Sparse structural system identification method for nonlinear dynamic systems with hysteresis/inelastic behavior

Abstract

Abstract A system identification technique suitable for single degree of freedom (SDOF) and multiple degree of freedom (MDOF) structural systems with either nonlinear elastic or inelastic/hysteretic behavior is proposed in this paper. The method is a parametric modeling technique based on sparse regularization. The proposed framework is capable of discovering the underlying governing equations of the system of interest from input-output data. We build on the work of Brunton et al. (2016) by including functions that allow the discovery of significant nonlinearities, and hystertic or inelastic behavior with permanent deformation. We also present model selection using sparse regularization and cross validation using Akaike criteria. We demonstrate through experimental validation that the technique presented in this paper is applicable to a significantly broader class of problems.
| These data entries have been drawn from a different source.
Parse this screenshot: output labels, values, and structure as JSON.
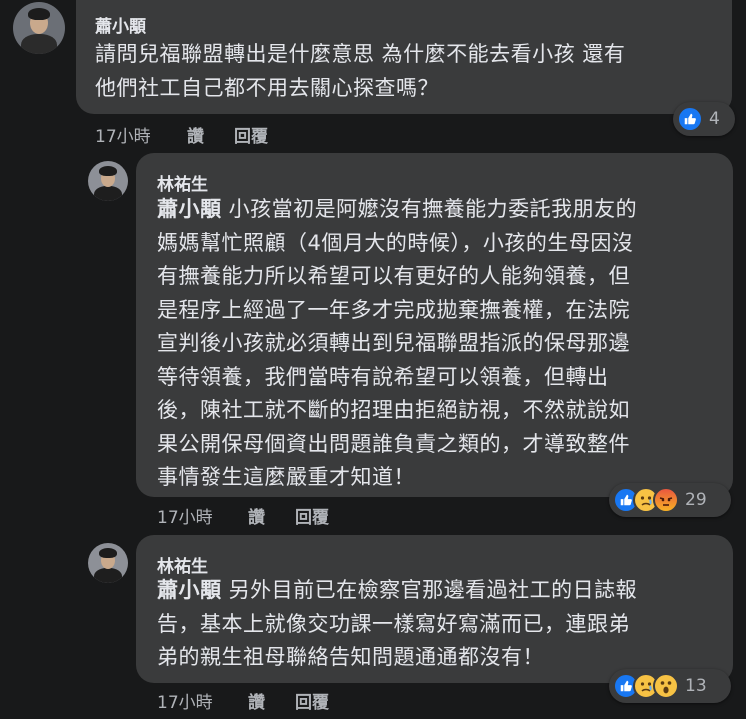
{
  "comments": [
    {
      "author": "蕭小顒",
      "lines": [
        "請問兒福聯盟轉出是什麼意思 為什麼不能去看小孩 還有",
        "他們社工自己都不用去關心探查嗎？"
      ],
      "time": "17小時",
      "like_label": "讚",
      "reply_label": "回覆",
      "reaction_count": "4",
      "reactions": [
        "like-icon"
      ]
    },
    {
      "author": "林祐生",
      "mention": "蕭小顒",
      "lines": [
        " 小孩當初是阿嬤沒有撫養能力委託我朋友的",
        "媽媽幫忙照顧（4個月大的時候），小孩的生母因沒",
        "有撫養能力所以希望可以有更好的人能夠領養，但",
        "是程序上經過了一年多才完成拋棄撫養權，在法院",
        "宣判後小孩就必須轉出到兒福聯盟指派的保母那邊",
        "等待領養，我們當時有說希望可以領養，但轉出",
        "後，陳社工就不斷的招理由拒絕訪視，不然就說如",
        "果公開保母個資出問題誰負責之類的，才導致整件",
        "事情發生這麼嚴重才知道！"
      ],
      "time": "17小時",
      "like_label": "讚",
      "reply_label": "回覆",
      "reaction_count": "29",
      "reactions": [
        "like-icon",
        "sad-icon",
        "angry-icon"
      ]
    },
    {
      "author": "林祐生",
      "mention": "蕭小顒",
      "lines": [
        " 另外目前已在檢察官那邊看過社工的日誌報",
        "告，基本上就像交功課一樣寫好寫滿而已，連跟弟",
        "弟的親生祖母聯絡告知問題通通都沒有！"
      ],
      "time": "17小時",
      "like_label": "讚",
      "reply_label": "回覆",
      "reaction_count": "13",
      "reactions": [
        "like-icon",
        "sad-icon",
        "wow-icon"
      ]
    }
  ]
}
The effectiveness of the proposed method is evaluated through numerical examples of a 2-story nonlinear or inelastic building with a adjustable stiffness device. We also present experimental validation using a unique nonlinear structural system that consists of a MDOF structural system and a nonlinear negative stiffness device (NSD) to illustrate the significant ability of the proposed framework. We successfully identify the following structural systems from experimental data: a SDOF yielding frame without NSD; a SDOF yielding frame with NSD; and a 3-DOF frame with NSD. The extracted sparse model also shows potential for generalization.